Monday, September 12, 2011

Winged termites herald the coming of wild mushrooms


BACK in the 1970s when Hulu Kelang was less developed, rubber trees lined both sides of the road between the Wardieburn Camp and the area now known as Taman Melawati. One often came across village folk selling cendawan busut at makeshift stalls by the road.

Cendawan busut, loosely translated, means termite-mound mushroom in Malay.

They are not the regular mushrooms you could buy off the supermarket shelves.

They cannot be farmed, and can only be found in the wild.

My Malay friends once told me that the cendawan busut came from the heavens - the mushrooms only grew on ground that have just been struck by lightning.

There is a Hokkien belief that they come from unhatched termite eggs and can only be found in termite-infested ground such as rubber estates and bamboo groves. The Hokkiens call it tang koh (or bronze mushroom).

The mushrooms often appear preceding the presence of winged termite swarms known as kalkatu in Malay. These insects predictably emerge after a shower following a dry spell.

My first introduction to the tang koh was in the 1970s when my family settled in Gombak.

It was a hot evening after the rain when a swarm of winged termites was spotted in the village. An elderly neighbour told me that it was time to go looking for mushrooms.
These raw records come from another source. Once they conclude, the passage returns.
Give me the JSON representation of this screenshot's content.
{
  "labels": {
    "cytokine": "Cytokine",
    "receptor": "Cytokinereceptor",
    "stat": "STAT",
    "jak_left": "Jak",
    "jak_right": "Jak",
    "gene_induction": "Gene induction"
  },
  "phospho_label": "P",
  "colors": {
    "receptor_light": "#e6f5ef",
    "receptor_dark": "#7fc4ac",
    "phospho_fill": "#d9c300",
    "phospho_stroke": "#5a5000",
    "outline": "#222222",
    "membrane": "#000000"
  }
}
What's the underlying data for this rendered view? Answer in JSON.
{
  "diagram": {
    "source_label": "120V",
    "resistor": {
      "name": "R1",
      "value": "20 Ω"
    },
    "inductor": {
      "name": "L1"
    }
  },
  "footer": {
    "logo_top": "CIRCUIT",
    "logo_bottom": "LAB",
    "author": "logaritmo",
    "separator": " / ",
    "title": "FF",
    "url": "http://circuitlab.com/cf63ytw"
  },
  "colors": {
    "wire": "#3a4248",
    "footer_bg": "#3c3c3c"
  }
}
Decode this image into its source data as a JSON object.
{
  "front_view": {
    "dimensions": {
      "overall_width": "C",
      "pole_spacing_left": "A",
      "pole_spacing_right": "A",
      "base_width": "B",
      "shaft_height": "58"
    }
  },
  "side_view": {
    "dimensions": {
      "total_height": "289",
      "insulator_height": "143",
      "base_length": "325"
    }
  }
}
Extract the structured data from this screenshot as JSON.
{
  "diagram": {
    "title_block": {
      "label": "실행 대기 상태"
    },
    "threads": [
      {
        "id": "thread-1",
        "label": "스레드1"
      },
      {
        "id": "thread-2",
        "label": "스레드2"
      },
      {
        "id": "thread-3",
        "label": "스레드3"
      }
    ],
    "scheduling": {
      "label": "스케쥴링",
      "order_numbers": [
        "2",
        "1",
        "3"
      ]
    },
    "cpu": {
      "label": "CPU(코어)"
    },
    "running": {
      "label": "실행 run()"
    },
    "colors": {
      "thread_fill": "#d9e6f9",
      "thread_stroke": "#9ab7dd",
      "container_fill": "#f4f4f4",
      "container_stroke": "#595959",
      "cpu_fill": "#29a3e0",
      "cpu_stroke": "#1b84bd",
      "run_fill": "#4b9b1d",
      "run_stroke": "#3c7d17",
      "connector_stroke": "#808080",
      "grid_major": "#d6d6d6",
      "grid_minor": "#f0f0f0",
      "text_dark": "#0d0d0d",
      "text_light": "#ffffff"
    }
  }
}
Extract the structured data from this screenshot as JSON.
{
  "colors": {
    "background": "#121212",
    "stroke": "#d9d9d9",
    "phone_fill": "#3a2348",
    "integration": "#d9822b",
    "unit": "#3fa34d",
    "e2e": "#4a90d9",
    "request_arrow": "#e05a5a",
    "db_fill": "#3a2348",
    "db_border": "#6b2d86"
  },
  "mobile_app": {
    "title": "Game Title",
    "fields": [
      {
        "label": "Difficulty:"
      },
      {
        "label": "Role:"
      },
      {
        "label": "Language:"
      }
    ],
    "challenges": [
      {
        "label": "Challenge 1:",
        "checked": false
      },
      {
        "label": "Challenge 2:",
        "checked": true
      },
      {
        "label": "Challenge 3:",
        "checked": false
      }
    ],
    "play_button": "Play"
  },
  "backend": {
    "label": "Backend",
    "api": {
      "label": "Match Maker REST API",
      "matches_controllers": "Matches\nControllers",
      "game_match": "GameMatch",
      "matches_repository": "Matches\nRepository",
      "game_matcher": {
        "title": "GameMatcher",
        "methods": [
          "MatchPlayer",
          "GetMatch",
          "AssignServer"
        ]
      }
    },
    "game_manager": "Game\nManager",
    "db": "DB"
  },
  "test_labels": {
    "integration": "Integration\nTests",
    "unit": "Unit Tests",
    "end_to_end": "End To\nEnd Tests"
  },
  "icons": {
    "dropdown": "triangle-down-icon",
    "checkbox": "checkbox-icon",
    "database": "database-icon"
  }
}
True enough, the following morning, a group of womenfolk had beaten us to the wild mushrooms which had sprouted from the soft ground at a bamboo grove.

The mushroom patch was about half the size of a badminton court and the largest mushroom collected that day was no less than a foot (30cm) long, from cap to root.

In those days, the villagers still used the dacing (a hand-held scale) for weighing and the units of measurement were kati and tahil. The womenfolk harvested several katis (a kati is equivalent to 600g) of tang koh.

The lifespan of the mushroom is about a day. Once the caps are fully opened and the gills exposed, the mushrooms start to rot. This is one way to know if the mushrooms are fresh. Those who know their cendawan busut would never harvest those with their caps fully opened because it is believed that eating them would cause a stomach upset.

In the olden days, the Chinese prized the mushrooms for their nutritional value - as they did the termite queen and larvae.

However, it is the texture of the fungi which has been described as resembling chicken meat that kept it a sought-after gastronomic item throughout the generations.

Unfortunately, these mushrooms are a rare sight in the city. I have not heard of it being farmed like the oyster and the shiitake mushrooms and sold in supermarkets.

Friends who love the wild mushrooms say the mushrooms can still be bought just outside the city. A colleague will visit Ijok every time he has a craving for cendawan busut. My friend, Tham, says they are plentiful in Maran, Pahang.

I have seen village boys selling the mushrooms along the old road to Kajang and Semenyih.

But I have not come across any at the pasar tani in the city.

With so much development and pollution, they are now as rare as termite mounds in the city.